Is anybody else sick of “current events?”
I’m writing this before Christmas, for it to be published after Christmas. The early deadline and the onset of winter (today is the first day of winter) have not allowed this procrastinator poster child to do enough research to write about the issues we are supposed to be concerned about. So here is the story of my escape from California.
After a year of college I quit. My dad, who was subsidizing it, hit some hard times. The market said quit when I heard from a relative (who, I can’t remember), “why don’t you do something constructive.” The college wouldn’t “educate” me for free.
I installed skylights around Oakland and Berkeley until I looked down and thought about life as an invalid. I had worked in restaurants before so I ended up living six days a week at a restaurant in Sausalito and sleeping on the dining room floor. I washed dishes, cut up vegetables and maintained the place while my room in Oakland sat empty, as far as I knew. I had to hitchhike across the bay to get to whichever place I called home.
Meanwhile, my roommates in Oakland were replaced by junkies. They threw-up on my compost pile and nothing of value remained. That helped me decide which place to call home. Looking at the big picture, and having back-packed in Idaho and Montana, my idea of home was somewhere in the future. It didn’t include California.
Anyone who knows me knows that I call myself the luckiest guy in the world. Want more proof? Here it is. One day I was pulling dandelions out of the pea-gravel around the restaurant and under one of them was a one hundred dollar bill.

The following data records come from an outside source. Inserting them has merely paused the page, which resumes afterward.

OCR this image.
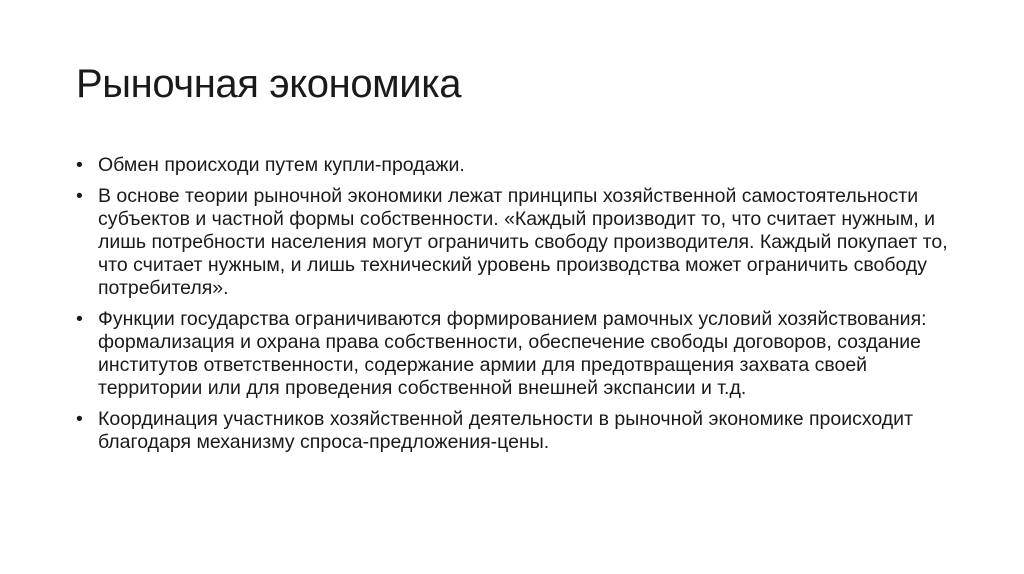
Рыночная экономика
• Обмен происходи путем купли-продажи.
• В основе теории рыночной экономики лежат принципы хозяйственной самостоятельности субъектов и частной формы собственности. «Каждый производит то, что считает нужным, и лишь потребности населения могут ограничить свободу производителя. Каждый покупает то, что считает нужным, и лишь технический уровень производства может ограничить свободу потребителя».
• Функции государства ограничиваются формированием рамочных условий хозяйствования: формализация и охрана права собственности, обеспечение свободы договоров, создание институтов ответственности, содержание армии для предотвращения захвата своей территории или для проведения собственной внешней экспансии и т.д.
• Координация участников хозяйственной деятельности в рыночной экономике происходит благодаря механизму спроса-предложения-цены.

Then, the next week, I went to Sumitomo Bank in Oakland to withdraw $56 from my savings account for another month’s rent. That doesn’t show much optimism, does it, yet. As I walked out of the bank I discovered a mistake in my passbook. Just like The Fed, Sumitomo Bank had created $130 out of thin air and donated it to the save Fritz from California fund. In a fit of dishonesty, I closed my account.
The cook had a 1959 VW he sold me for $200. I adjusted the valves, rebuilt the brakes and painted the roof silver (instead of air conditioning) and was ready. The cook looked at the roof and said, as he so often did, “just like New York.”
A friend, who would later be the best man at our wedding, and I took as much gravel and dirt road as we could to get to Missoula.
Not only am I the luckiest guy in the world as evidenced by the wife I found in Iowa, but also being born in a country where we are free to move about and find a better life.
I later mailed $130 plus interest to Sumitomo Bank.